Как-то перед самой болезнью наведался к нему посол одной западной державы: хотел заказать портрет своей дочери знаменитому художнику. Увидал картину «Русский дух», ахнул от удовольствия – больно понравилась. Пристал: продай, да и все. Пятьдесят тысяч долларов давал. Камышев улыбнулся и отрицательно покачал головой. «Тогда называйте свою цену, – сказал посол. – Хоть в рублях, хоть в долларах. Могу и в швейцарский банк, как будет угодно».
– Дело не в цене. Просто моя картина не продается, – категорически отказал художник.
– Она может украсить наш национальный музей! – настаивал посол.
Но Михаил Герасимович смотрел сейчас не на эту картину, а на вторую, ту, которую не допустили на московскую выставку, и, наверно, в сотый раз спрашивал: почему? Как всегда, собранный, рыцарь революции Феликс Дзержинский сидит в полупрофиль напротив Ильича и рассказывает, как готовилось это чудовищное преступление против человечества – выстрел Фанни Каплан, выстрел в самое сердце революции. Он сообщает Ильичу, что по первоначальному плану в него должен был стрелять профессиональный убийца, нанятый уголовник. Но не поднялась рука, отказался. Вторым был белогвардеец. Тоже не смог. У Каплан рука не дрогнула. Это была ядовитая змея, скользкая и зловонная, враг жизни, сеятель смерти.
Камышев смотрит на Ленина, Ленин – на Дзержинского, а может, на самого художника. Взгляд Ильича сосредоточенный, глубокий, пронизывающий толщу грядущих лет. Кажется, Ленин предвидит новые выстрелы – в Кирова, в Тельмана, в Патриса Лумумбу, и пули, отравленные ядом цинизма, лицемерия и ненависти к человеку. И предостерегает: будьте бдительны!
Что это? Как будто звонок в парадном? Или ему показалось? Пусть, там откроют.
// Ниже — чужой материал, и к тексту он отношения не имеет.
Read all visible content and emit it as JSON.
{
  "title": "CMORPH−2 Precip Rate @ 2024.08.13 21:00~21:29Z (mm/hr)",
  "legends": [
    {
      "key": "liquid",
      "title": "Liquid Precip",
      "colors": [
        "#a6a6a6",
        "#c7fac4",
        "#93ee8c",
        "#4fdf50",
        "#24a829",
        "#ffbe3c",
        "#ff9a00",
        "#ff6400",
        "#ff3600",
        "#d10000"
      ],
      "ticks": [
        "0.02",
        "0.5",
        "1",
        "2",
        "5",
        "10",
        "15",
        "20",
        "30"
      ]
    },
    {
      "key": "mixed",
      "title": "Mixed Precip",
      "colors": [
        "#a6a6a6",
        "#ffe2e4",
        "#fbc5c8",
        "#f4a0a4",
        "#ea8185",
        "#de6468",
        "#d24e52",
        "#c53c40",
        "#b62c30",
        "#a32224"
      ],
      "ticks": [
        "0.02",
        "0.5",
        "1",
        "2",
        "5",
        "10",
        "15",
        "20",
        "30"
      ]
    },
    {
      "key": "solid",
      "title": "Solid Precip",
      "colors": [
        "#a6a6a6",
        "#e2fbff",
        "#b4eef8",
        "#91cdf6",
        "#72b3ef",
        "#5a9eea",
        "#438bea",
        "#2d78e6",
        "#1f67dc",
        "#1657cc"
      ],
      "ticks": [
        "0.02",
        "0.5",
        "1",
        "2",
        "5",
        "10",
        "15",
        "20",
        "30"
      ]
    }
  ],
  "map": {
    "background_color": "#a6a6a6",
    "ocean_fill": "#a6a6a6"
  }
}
И вот они врываются, не входят, а именно врываются в его мастерскую – художники, картины которых тоже не приняли на московскую выставку: Владимир Машков, Петр Еременко, Карен Вартанян и Павел Окунев. Вчетвером. Шумно, гулко, возбужденно и весело. И с ходу, не сказав даже «Здравствуйте», почти хором:
– Победа!…
– Победа, Михаил Герасимович!…
– Полный разгром формалистов и абстракционистов!…
А он поднялся, тоже подожженный, насторожился вопросительно.
– Сейчас в Манеже выставку посетили руководители партии и правительства, – торопливо сообщил Карен.
– Ну и…? – Камышев ждет. А у тех весенние лица и глаза сияют радостью и восторгом.
– Досталось формалистам и абстракционистам… – сказал Машков.
– Но самое интересное, – заговорил весь багровый Еременко – что как-то по-новому, свежо прозвучали там слова Владимира Ильича о том, что искусство принадлежит народу, что оно должно быть понятно широким массам.
Лицо Камышева вдруг стало ясным, даже как будто, морщинки исчезли. Предложил всем сесть и сам осторожно опустился в кресло.
Наперебой ему рассказывали в деталях, что происходило сейчас в Манеже. Он слушал внимательно, широко раскрыв горящие глаза. И вдруг синие губы его дрогнули, глаза стали влажными. Не выдержал. Но это уже были слезы радости.